Chinesischer Tennsistar
Fall Peng Shuai: WTA setzt Turniere in China aus

Peng Shuai wurde offenbar gezwungen, die Vorwürfe des sexuellen Missbrauch gegen einen chinesischen Spitzenpolitiker zu widerrufen

© Wu Hong / DPA

Die internationale Tennisvereinigung der Frauen, WTA, hat sämtliche Tennisturniere in China vorerst gecancelt. Das kündigte Boss Steve Simon an. Grund ist, dass China im Fall der unter Druck gesetzten Tennisspielerin Peng Shuai unbeweglich bleibt.

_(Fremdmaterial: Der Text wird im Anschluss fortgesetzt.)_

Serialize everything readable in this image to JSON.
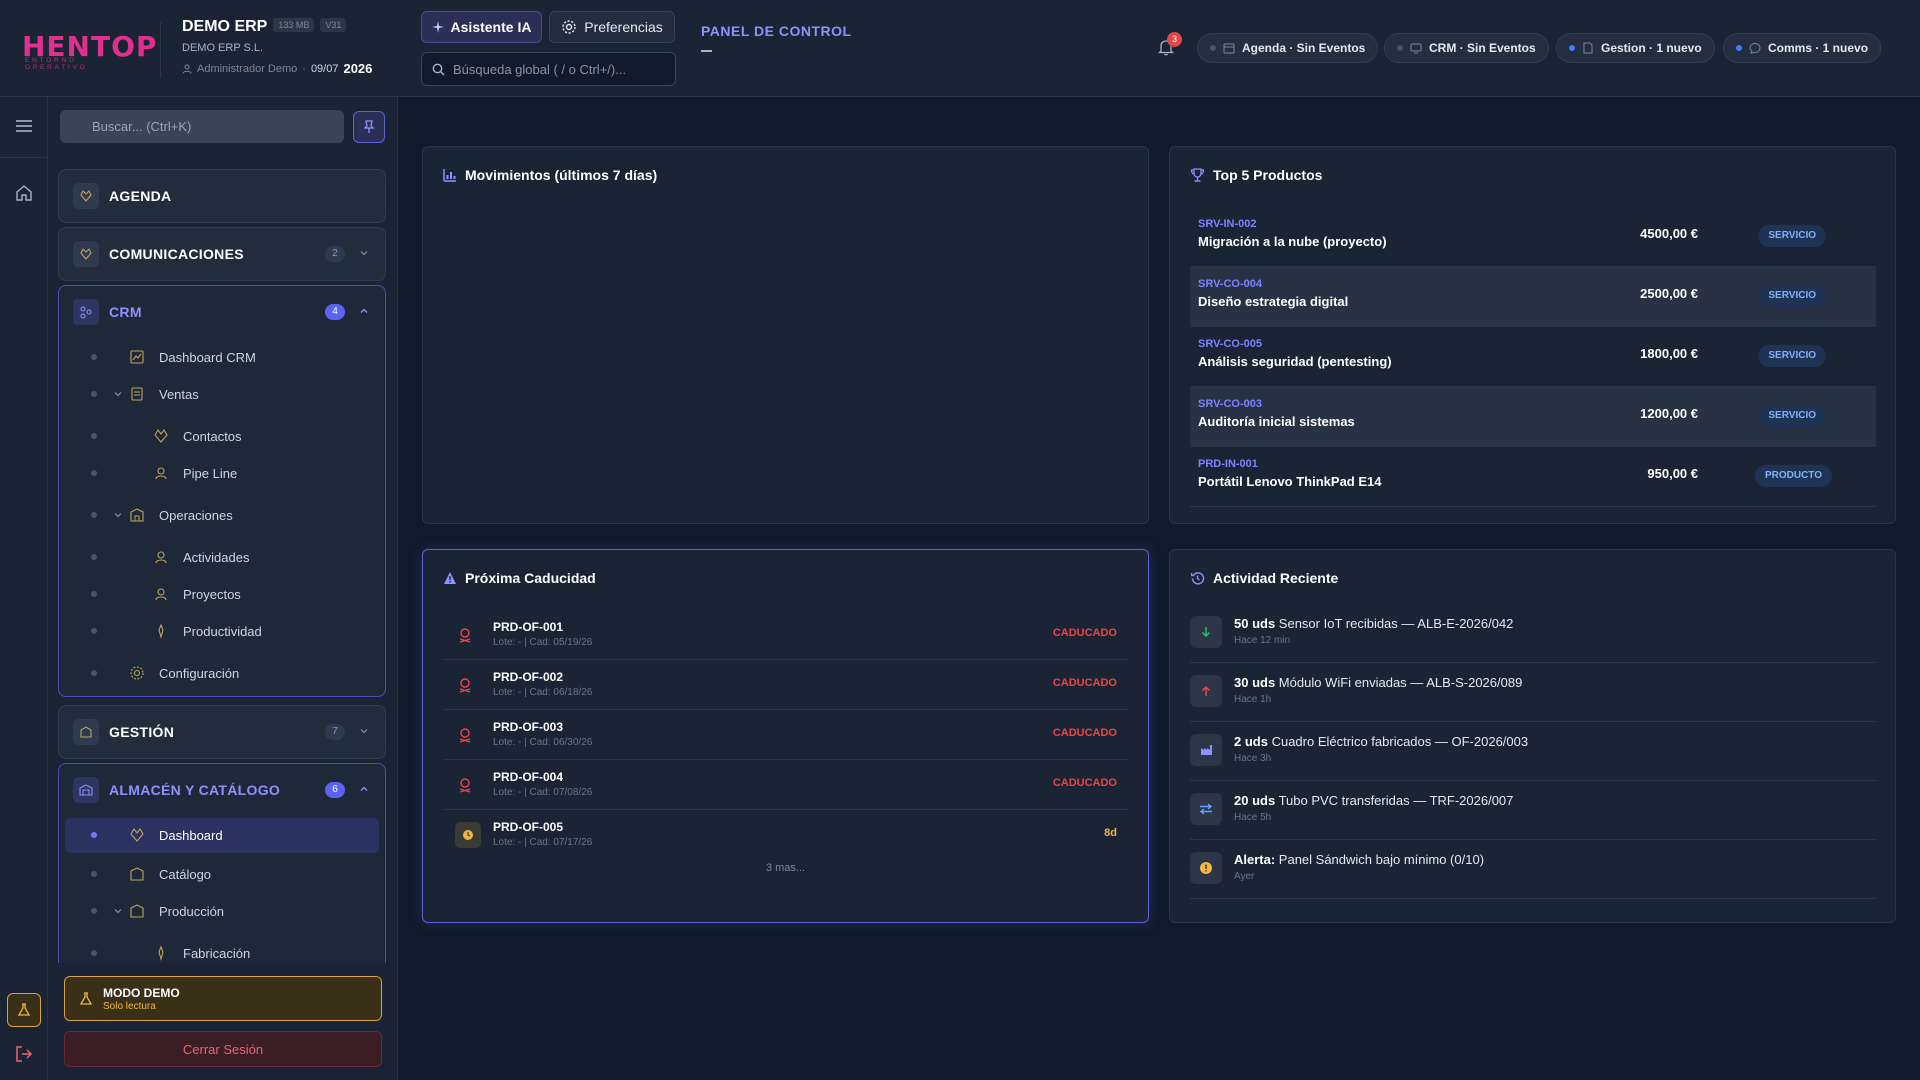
{
  "header": {
    "logo_text": "HENTOP",
    "logo_sub": "ENTORNO OPERATIVO",
    "company_name": "DEMO ERP",
    "memory": "133 MB",
    "version": "V31",
    "company_legal": "DEMO ERP S.L.",
    "user": "Administrador Demo",
    "date": "09/07",
    "year": "2026",
    "ai_button": "Asistente IA",
    "prefs_button": "Preferencias",
    "search_placeholder": "Búsqueda global ( / o Ctrl+/)...",
    "panel_title": "PANEL DE CONTROL",
    "notif_count": "3",
    "events": [
      {
        "label": "Agenda · Sin Eventos",
        "active": false
      },
      {
        "label": "CRM · Sin Eventos",
        "active": false
      },
      {
        "label": "Gestion · 1 nuevo",
        "active": true
      },
      {
        "label": "Comms · 1 nuevo",
        "active": true
      }
    ]
  },
  "sidebar": {
    "search_placeholder": "Buscar... (Ctrl+K)",
    "sections": {
      "agenda": {
        "label": "AGENDA"
      },
      "comms": {
        "label": "COMUNICACIONES",
        "badge": "2"
      },
      "crm": {
        "label": "CRM",
        "badge": "4"
      },
      "gestion": {
        "label": "GESTIÓN",
        "badge": "7"
      },
      "almacen": {
        "label": "ALMACÉN Y CATÁLOGO",
        "badge": "6"
      }
    },
    "crm_items": [
      "Dashboard CRM",
      "Ventas",
      "Contactos",
      "Pipe Line",
      "Operaciones",
      "Actividades",
      "Proyectos",
      "Productividad",
      "Configuración"
    ],
    "almacen_items": [
      "Dashboard",
      "Catálogo",
      "Producción",
      "Fabricación"
    ],
    "demo_title": "MODO DEMO",
    "demo_sub": "Solo lectura",
    "logout": "Cerrar Sesión"
  },
  "movimientos": {
    "title": "Movimientos (últimos 7 días)"
  },
  "top_products": {
    "title": "Top 5 Productos",
    "rows": [
      {
        "code": "SRV-IN-002",
        "name": "Migración a la nube (proyecto)",
        "price": "4500,00 €",
        "tag": "SERVICIO"
      },
      {
        "code": "SRV-CO-004",
        "name": "Diseño estrategia digital",
        "price": "2500,00 €",
        "tag": "SERVICIO"
      },
      {
        "code": "SRV-CO-005",
        "name": "Análisis seguridad (pentesting)",
        "price": "1800,00 €",
        "tag": "SERVICIO"
      },
      {
        "code": "SRV-CO-003",
        "name": "Auditoría inicial sistemas",
        "price": "1200,00 €",
        "tag": "SERVICIO"
      },
      {
        "code": "PRD-IN-001",
        "name": "Portátil Lenovo ThinkPad E14",
        "price": "950,00 €",
        "tag": "PRODUCTO"
      }
    ]
  },
  "expiry": {
    "title": "Próxima Caducidad",
    "rows": [
      {
        "code": "PRD-OF-001",
        "sub": "Lote: - | Cad: 05/19/26",
        "status": "CADUCADO"
      },
      {
        "code": "PRD-OF-002",
        "sub": "Lote: - | Cad: 06/18/26",
        "status": "CADUCADO"
      },
      {
        "code": "PRD-OF-003",
        "sub": "Lote: - | Cad: 06/30/26",
        "status": "CADUCADO"
      },
      {
        "code": "PRD-OF-004",
        "sub": "Lote: - | Cad: 07/08/26",
        "status": "CADUCADO"
      },
      {
        "code": "PRD-OF-005",
        "sub": "Lote: - | Cad: 07/17/26",
        "status": "8d"
      }
    ],
    "more": "3 mas..."
  },
  "activity": {
    "title": "Actividad Reciente",
    "rows": [
      {
        "bold": "50 uds",
        "text": " Sensor IoT recibidas — ALB-E-2026/042",
        "time": "Hace 12 min"
      },
      {
        "bold": "30 uds",
        "text": " Módulo WiFi enviadas — ALB-S-2026/089",
        "time": "Hace 1h"
      },
      {
        "bold": "2 uds",
        "text": " Cuadro Eléctrico fabricados — OF-2026/003",
        "time": "Hace 3h"
      },
      {
        "bold": "20 uds",
        "text": " Tubo PVC transferidas — TRF-2026/007",
        "time": "Hace 5h"
      },
      {
        "bold": "Alerta:",
        "text": " Panel Sándwich bajo mínimo (0/10)",
        "time": "Ayer"
      }
    ]
  }
}
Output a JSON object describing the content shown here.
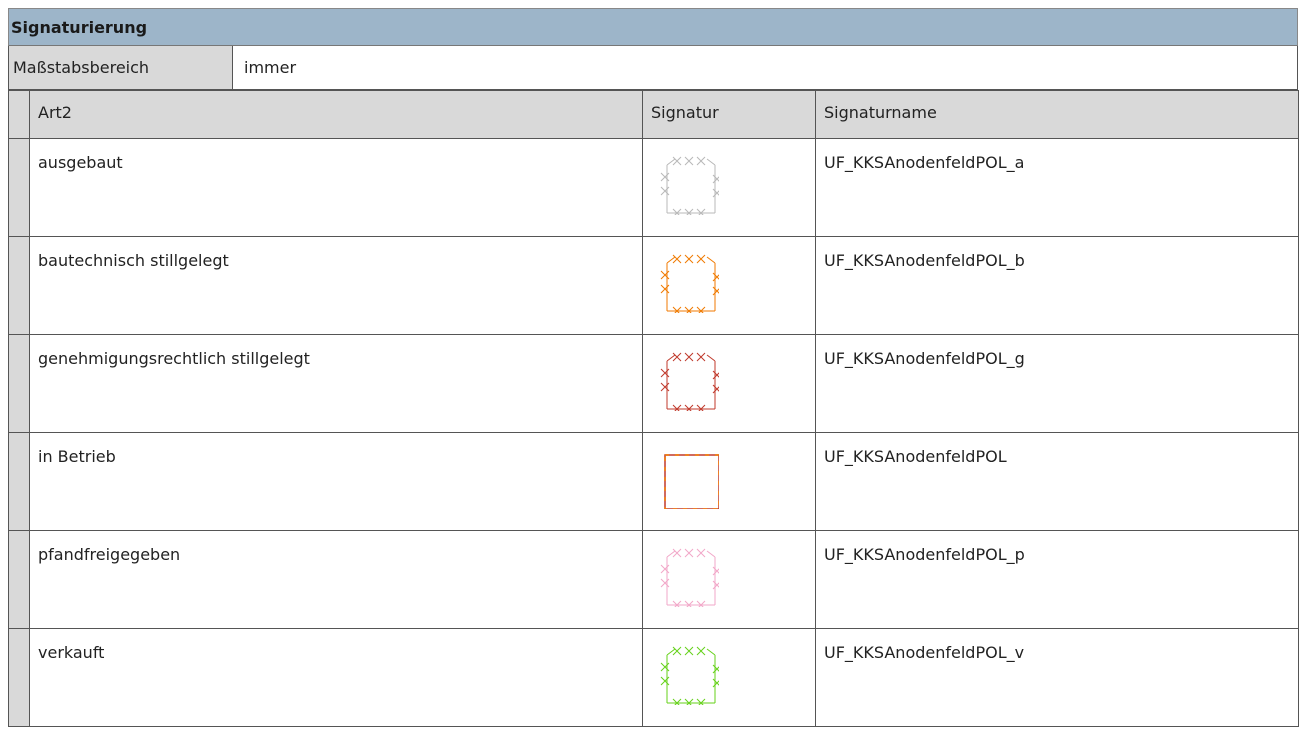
{
  "title": "Signaturierung",
  "scale": {
    "label": "Maßstabsbereich",
    "value": "immer"
  },
  "columns": {
    "art": "Art2",
    "signatur": "Signatur",
    "name": "Signaturname"
  },
  "rows": [
    {
      "art": "ausgebaut",
      "name": "UF_KKSAnodenfeldPOL_a",
      "color": "#b8b8b8",
      "style": "cross"
    },
    {
      "art": "bautechnisch stillgelegt",
      "name": "UF_KKSAnodenfeldPOL_b",
      "color": "#f07a00",
      "style": "cross"
    },
    {
      "art": "genehmigungsrechtlich stillgelegt",
      "name": "UF_KKSAnodenfeldPOL_g",
      "color": "#c0392b",
      "style": "cross"
    },
    {
      "art": "in Betrieb",
      "name": "UF_KKSAnodenfeldPOL",
      "color": "#c0392b",
      "color2": "#f07a00",
      "style": "dashed"
    },
    {
      "art": "pfandfreigegeben",
      "name": "UF_KKSAnodenfeldPOL_p",
      "color": "#f2a7c8",
      "style": "cross"
    },
    {
      "art": "verkauft",
      "name": "UF_KKSAnodenfeldPOL_v",
      "color": "#66d11a",
      "style": "cross"
    }
  ]
}
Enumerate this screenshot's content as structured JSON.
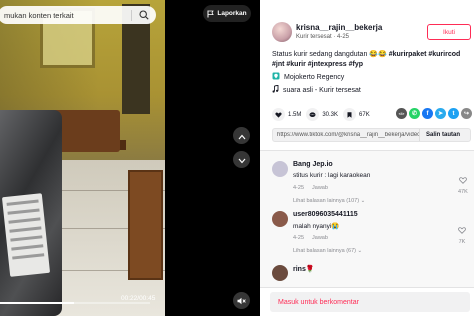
{
  "video": {
    "search_text": "mukan konten terkait",
    "report_label": "Laporkan",
    "time": "00:22/00:45",
    "progress_fraction": 0.49
  },
  "author": {
    "username": "krisna__rajin__bekerja",
    "subline": "Kurir tersesat · 4-25",
    "follow_label": "Ikuti"
  },
  "caption": {
    "text": "Status kurir sedang dangdutan 😂😂",
    "hashtags": "#kurirpaket #kurircod #jnt #kurir #jntexpress #fyp",
    "location": "Mojokerto Regency",
    "music": "suara asli - Kurir tersesat"
  },
  "stats": {
    "likes": "1.5M",
    "comments": "30.3K",
    "saves": "67K"
  },
  "share_icons": [
    {
      "name": "embed-icon",
      "glyph": "</>",
      "color": "#555"
    },
    {
      "name": "whatsapp-icon",
      "glyph": "✆",
      "color": "#25d366"
    },
    {
      "name": "facebook-icon",
      "glyph": "f",
      "color": "#1877f2"
    },
    {
      "name": "telegram-icon",
      "glyph": "➤",
      "color": "#2aabee"
    },
    {
      "name": "twitter-icon",
      "glyph": "t",
      "color": "#1da1f2"
    },
    {
      "name": "more-share-icon",
      "glyph": "↪",
      "color": "#888"
    }
  ],
  "link": {
    "url": "https://www.tiktok.com/@krisna__rajin__bekerja/video/72...",
    "copy_label": "Salin tautan"
  },
  "comments": [
    {
      "name": "Bang Jep.io",
      "text": "stitus kurir : lagi karaokean",
      "date": "4-25",
      "reply": "Jawab",
      "more_replies": "Lihat balasan lainnya (107)",
      "likes": "47K",
      "avatar_color": "#c7c4d6"
    },
    {
      "name": "user8096035441115",
      "text": "malah nyanyi😭",
      "date": "4-25",
      "reply": "Jawab",
      "more_replies": "Lihat balasan lainnya (67)",
      "likes": "7K",
      "avatar_color": "#8a5a4a"
    },
    {
      "name": "rins🌹",
      "text": "",
      "date": "",
      "reply": "",
      "more_replies": "",
      "likes": "",
      "avatar_color": "#6b4b3e"
    }
  ],
  "login": {
    "label": "Masuk untuk berkomentar"
  },
  "colors": {
    "brand": "#fe2c55",
    "text": "#161823",
    "muted": "#8a8b91"
  }
}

Aufgrund der Situation um die Tennisspielerin Peng Shuai hat die Damen-Tennis-Tour WTA alle Turniere in China und Hongkong ausgesetzt. Dies gab WTA-Chef Steve Simon am Mittwoch bekannt. „Mit gutem Gewissen sehe ich nicht, wie wir unsere Athleten fragen können, dort anzutreten, wenn Peng Shuai nicht erlaubt ist, frei zu kommunizieren“, erklärte der WTA-Chef in einer Mitteilung. Peng Shuai werde anscheinend unter Druck gesetzt, ihre Vorwürfe der sexuellen Übergriffe zu widerrufen. „Ich bedaure sehr, dass es so weit gekommen ist“, sagte Simon.

Peng Shuai, die frühere Weltranglistenerste im Doppel, hatte Anfang November im sozialen Netzwerk Weibo Vorwürfe wegen eines sexuellen Übergriffs durch einen chinesischen Spitzenpolitiker veröffentlicht. Der Post der 35-Jährigen wurde bald danach gelöscht. Seither äußerten Sportler, Politiker und Menschenrechtler Sorge um das Wohlergehen der Tennisspielerin.